Sonntag, 15. November

Am Sonntag überträgt „ORF III LIVE“ um 10.15 Uhr zum Hochfest Heiliger Leopold den „Katholischen Gottesdienst aus dem Wiener Stephansdom“ mit Kanonikus Michael Landau, dem Direktor der Caritas der Erzdiözese Wien. Zu Mittag steht mit Wolfgang Murnbergers Film „Zwei Frauen, ein Mann und ein Baby“ (12.00 Uhr) aus 1999 eine humorvolle Romanze über die Irrungen und Wirrungen des Liebeslebens auf dem Programm – u. a. mit Nicole Ansari Cox, Eva Herzig und Ralf Bauer.
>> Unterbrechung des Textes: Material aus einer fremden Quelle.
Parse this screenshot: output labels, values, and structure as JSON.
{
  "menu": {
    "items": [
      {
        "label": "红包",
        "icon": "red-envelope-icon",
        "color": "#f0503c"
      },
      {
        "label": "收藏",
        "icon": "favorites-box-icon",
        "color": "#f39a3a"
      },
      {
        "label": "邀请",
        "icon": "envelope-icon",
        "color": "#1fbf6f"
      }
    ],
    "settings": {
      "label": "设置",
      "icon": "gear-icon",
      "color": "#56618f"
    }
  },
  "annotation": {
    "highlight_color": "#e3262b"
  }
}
Im Vorabend liefern die „Kulissengespräche mit Barbara Rett“ eine „Einführung zu Eugen Onegin“ (20.00 Uhr). Darin spricht die Moderatorin mit dem neuen Operndirektor Bogdan Roščić und trifft die junge australische Sopranistin Nicole Car. Um 20.15 Uhr präsentiert „Erlebnis Bühne“ Pjotr Iljitsch Tschaikowskis Meisterwerk in der aktuellen Premierenproduktion der Wiener Staatsoper, die dort am 25. Oktober erstmals aufgeführt wurde. Rastlos reist der junge Aristokrat Eugen Onegin durch die Welt. Seine bisherige Verachtung gegenüber der Landbevölkerung schlägt jäh in Neugierde um, als ihn sein Freund Lenski in den Kreis der Familie Larin einführt. Zwischen deren Töchtern Olga und Tatjana sowie den beiden Männern entwickelt sich ein Katz-und-Maus-Spiel der Gefühle. Der renommierte russische Regisseur Dmitri Tcherniakov feiert mit „Eugen Onegin“ sein Regiedebüt an der Wiener Staatsoper. Unter der Leitung des tschechischen Dirigenten Tomáš Hanus singt ein junges, internationales Ensemble – darunter der ladinische Bariton Andrè Schuen in der Titelpartie, die australische Sopranistin Nicole Car als Tatjana, die russische Mezzosopranistin Anna Goryachova als Olga sowie der ukrainisch-russischeTenor Bogdan Volkov als Lenski. Bildregie führt Andy Sommer.